Familie/Bildung/Soziales: Viola Volland (vv)

Diese Woche starten in Baden-Württemberg die Sommerferien, die Kinder bekommen Zeugnisse. Fällt es schlechter aus als erwartet, kann das in Familien zu Konflikten führen. Corinna Ehlert, der Leiterin der schulpsychologischen Beratungsstelle in Stuttgart, erklärt, wie Eltern ihre Kinder stärken können, damit es im nächsten Schuljahr besser läuft, und wirbt für eine echte Auszeit in den Sommerferien.

 

Frau Ehlert, was sollten Eltern auf keinen Fall sagen, wenn ihr Kind ein schlechtes Zeugnis bekommt?

Man sollte nicht mit Vorwürfen kommen, wie „du hast dich gar nicht angestrengt“. Ganz schlimm sind Abwertungen: „Du bist halt einfach dumm“ oder „Du kommst nach der Tante X, die war auch schon schlecht in Mathe“. Dann denkt das Kind, es kann es eh nicht. Es muss sich auch nicht anstrengen, das würde nichts ändern. Ich glaube, solche Sprüche waren früher verbreiteter, das machen Eltern heute seltener.

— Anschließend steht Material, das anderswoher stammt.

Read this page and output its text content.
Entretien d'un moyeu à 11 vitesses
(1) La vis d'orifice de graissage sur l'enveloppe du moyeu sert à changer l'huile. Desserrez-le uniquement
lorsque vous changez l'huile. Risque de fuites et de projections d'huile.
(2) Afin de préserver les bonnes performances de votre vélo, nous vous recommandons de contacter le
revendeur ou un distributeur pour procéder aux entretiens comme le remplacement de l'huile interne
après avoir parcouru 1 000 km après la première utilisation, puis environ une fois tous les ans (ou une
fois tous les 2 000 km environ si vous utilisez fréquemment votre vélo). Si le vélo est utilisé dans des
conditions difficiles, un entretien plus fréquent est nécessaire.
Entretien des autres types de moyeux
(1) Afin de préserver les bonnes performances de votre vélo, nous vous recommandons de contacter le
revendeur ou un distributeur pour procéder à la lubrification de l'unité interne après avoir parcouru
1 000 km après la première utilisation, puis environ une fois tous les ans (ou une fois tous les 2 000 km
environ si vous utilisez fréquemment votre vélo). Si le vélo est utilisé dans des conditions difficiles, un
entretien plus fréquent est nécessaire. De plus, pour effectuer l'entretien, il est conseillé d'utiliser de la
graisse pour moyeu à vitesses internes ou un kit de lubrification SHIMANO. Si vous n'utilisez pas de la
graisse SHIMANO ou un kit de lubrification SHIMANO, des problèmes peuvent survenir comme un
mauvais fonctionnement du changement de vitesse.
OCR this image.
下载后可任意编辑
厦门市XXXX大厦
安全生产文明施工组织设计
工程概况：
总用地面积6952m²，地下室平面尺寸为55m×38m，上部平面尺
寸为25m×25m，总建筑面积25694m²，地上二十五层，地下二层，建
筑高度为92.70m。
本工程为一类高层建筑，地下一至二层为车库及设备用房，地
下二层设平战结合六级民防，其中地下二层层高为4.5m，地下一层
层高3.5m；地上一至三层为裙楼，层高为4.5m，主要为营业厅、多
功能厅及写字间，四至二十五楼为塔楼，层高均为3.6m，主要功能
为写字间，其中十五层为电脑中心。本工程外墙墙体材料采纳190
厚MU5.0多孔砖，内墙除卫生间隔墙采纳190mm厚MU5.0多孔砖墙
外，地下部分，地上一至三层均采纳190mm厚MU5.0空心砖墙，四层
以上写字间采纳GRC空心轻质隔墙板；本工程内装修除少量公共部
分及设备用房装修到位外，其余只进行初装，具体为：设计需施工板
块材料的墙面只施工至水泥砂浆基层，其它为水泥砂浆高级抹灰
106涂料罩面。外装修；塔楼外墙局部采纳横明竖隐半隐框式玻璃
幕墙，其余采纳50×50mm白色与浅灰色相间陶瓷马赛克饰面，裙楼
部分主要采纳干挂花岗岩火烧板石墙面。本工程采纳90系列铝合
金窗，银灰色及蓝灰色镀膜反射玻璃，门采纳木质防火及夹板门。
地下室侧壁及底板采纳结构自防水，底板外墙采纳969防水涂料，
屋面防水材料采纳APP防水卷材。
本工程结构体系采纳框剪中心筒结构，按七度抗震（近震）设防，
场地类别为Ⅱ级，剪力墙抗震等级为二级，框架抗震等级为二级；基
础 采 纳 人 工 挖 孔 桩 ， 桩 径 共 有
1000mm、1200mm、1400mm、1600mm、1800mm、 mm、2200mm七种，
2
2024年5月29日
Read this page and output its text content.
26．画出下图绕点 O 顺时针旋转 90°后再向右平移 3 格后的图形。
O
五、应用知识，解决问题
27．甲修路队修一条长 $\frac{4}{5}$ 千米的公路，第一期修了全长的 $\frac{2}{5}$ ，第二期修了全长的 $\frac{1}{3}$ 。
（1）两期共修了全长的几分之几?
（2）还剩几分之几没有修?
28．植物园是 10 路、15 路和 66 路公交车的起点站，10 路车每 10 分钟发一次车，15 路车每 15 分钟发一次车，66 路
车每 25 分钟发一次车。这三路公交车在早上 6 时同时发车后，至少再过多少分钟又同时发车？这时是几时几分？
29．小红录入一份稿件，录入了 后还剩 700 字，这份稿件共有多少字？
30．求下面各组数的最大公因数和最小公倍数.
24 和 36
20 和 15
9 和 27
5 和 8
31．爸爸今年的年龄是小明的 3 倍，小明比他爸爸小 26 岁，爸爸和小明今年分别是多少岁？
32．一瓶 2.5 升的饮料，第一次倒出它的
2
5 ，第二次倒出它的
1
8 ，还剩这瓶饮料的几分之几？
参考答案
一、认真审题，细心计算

Wie machen es Eltern besser?

Sie sollten vor allem Ruhe bewahren und mit dem Kind ins Gespräch kommen: Was brauchst du, damit es in der Schule besser läuft? Wie können wir dir helfen? Man sollte in Ruhe gemeinsam überlegen, wie man das neue Schuljahr gestalten kann, damit es anders läuft. Wenn das Kind die Klasse wiederholen muss, weiß man das schon früher. Die Lehrer warnen einen vor. Ich plädiere dafür, dass auch die Eltern reflektieren: Warum ist es mir eigentlich so wichtig, dass mein Kind gut in der Schule ist? Oft hat das mit der eigenen Biografie zu tun. Vielleicht hatte man selbst einen schweren Weg und will, dass es das Kind leichter hat.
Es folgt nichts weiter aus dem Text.